Le 28 février 2024, devant les députés de la commission d’enquête sur le modèle économique des crèches et la qualité de l’accueil des jeunes enfants, Clotilde Robin, coprésidente du groupe de travail de l’Association des maires de France (AMF) sur la petite enfance, a confirmé que "des amplitudes importantes" étaient constatées d’un territoire à l’autre dans les politiques menées, notamment sur le plan salarial et dans l’application des évolutions du Rifseep.
La priorité pour les élus n’est pas de créer des places mais de "sécuriser l’existant"
"Nous demandons à être accompagnés pour sécuriser l’existant", a martelé l’adjointe au maire de Roanne pendant cette audition, insistant sur la difficulté à fidéliser les professionnels dans les structures et sur la "baisse inquiétante" du nombre d’assistantes maternelles. "L’augmentation du coût par place nous inquiète beaucoup", a-t-elle aussi alerté, laissant entendre qu’une politique de développement n’était actuellement pas à la portée des collectivités.
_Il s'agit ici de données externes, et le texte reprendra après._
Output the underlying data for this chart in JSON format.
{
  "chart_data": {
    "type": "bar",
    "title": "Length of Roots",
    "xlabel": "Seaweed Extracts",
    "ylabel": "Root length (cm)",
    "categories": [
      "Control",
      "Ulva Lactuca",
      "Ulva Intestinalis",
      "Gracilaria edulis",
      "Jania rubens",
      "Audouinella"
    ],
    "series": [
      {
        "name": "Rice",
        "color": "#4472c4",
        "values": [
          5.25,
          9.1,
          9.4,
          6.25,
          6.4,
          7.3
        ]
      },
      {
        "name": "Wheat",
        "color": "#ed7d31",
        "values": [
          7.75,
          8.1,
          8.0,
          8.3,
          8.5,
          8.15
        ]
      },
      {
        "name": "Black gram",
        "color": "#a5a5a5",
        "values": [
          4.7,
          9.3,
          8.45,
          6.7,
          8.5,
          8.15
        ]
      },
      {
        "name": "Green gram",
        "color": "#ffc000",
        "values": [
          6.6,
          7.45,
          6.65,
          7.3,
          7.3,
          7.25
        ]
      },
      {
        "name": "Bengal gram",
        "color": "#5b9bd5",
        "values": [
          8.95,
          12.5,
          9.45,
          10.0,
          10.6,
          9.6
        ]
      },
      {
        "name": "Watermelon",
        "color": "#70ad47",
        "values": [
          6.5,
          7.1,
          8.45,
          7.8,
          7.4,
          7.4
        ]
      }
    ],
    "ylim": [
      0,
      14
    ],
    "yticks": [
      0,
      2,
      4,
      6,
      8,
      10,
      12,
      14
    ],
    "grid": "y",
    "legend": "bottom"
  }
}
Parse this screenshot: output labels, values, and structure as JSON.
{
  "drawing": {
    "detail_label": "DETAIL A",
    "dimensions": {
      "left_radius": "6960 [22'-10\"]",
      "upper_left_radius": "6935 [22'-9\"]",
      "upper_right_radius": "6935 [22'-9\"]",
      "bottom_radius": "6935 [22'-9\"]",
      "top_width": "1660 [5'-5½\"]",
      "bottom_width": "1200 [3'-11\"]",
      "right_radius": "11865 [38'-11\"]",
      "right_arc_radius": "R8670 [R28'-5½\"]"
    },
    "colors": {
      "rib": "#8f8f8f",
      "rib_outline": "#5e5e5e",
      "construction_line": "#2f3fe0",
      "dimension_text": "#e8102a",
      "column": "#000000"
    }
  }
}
Pour rappel, un objectif de création de 35.000 places en EAJE est inscrit dans la COG, le gouvernement Borne ayant fixé l’ambition plus large de 100.000 nouvelles solutions de garde d’ici 2027.
Interrogée par un député sur "l’explosion du privé lucratif" dans le secteur ces dernières années, la représentante de l’AMF met en avant le fait qu’une délégation de service public peut apparaître comme une solution d’"équilibre" pour des collectivités confrontées aux limites de leur budget et désireuses "malgré tout de pouvoir offrir une possibilité d’accueil collectif aux familles".
Des travaux à reprendre sur les formations et la qualité de l’accueil
Clotilde Robin rappelle par ailleurs que "l’AMF demande depuis longtemps la remise à plat des filières de formation". Les revalorisations salariales ne suffiront pas à "endiguer la pénurie de professionnels", confirme Élisabeth Laithier. Le comité de filière a bien en ligne de mire l’amélioration des formations et "la création d’une vraie filière des métiers de la petite enfance permettant, dans toute cette grande sphère du social, de passer d’une carrière à une autre", indique-t-elle. Pour rassembler les acteurs sur ce sujet, "nous avons proposé qu’un vrai plan de formation soit signé par l’État, la région et le département, en fonction des besoins identifiés par département", poursuit-elle.
D’autres travaux avaient été engagés par le comité de filière sur la qualité de vie au travail dans le secteur, avec la création d’un observatoire avec l’Agence nationale pour l’amélioration des conditions de travail (Anact). Sur la qualité de l’accueil, l’éphémère ministre des Solidarités Aurore Bergé avait confié une mission à Jean-Baptiste Frossard, Inspecteur général des affaires sociales et co-auteur du rapport d’avril dernier sur les maltraitances dans les crèches (voir notre article du 11 avril 2023). Avant d’être nommé, en janvier 2024, directeur de cabinet de la nouvelle ministre à l’Égalité femmes-hommes Aurore Bergé, Jean-Baptiste Frossard avait installé des groupes de travail sur les normes de qualité, en vue de définir "un référentiel des bonnes pratiques", "un socle commun de compétences" et "de nouvelles modalités d’évaluation et de contrôle des établissements", avait-il expliqué en octobre 2023 sur les ondes de Fréquence protestante. Selon Élisabeth Laithier, un nouvel inspecteur Igas devrait être prochainement nommé pour poursuivre cette mission. Dans son communiqué, le gouvernement "s’engage à améliorer la qualité de l'accueil en petite enfance, en élaborant un référentiel qualité et en renforçant les inspections et contrôles des crèches".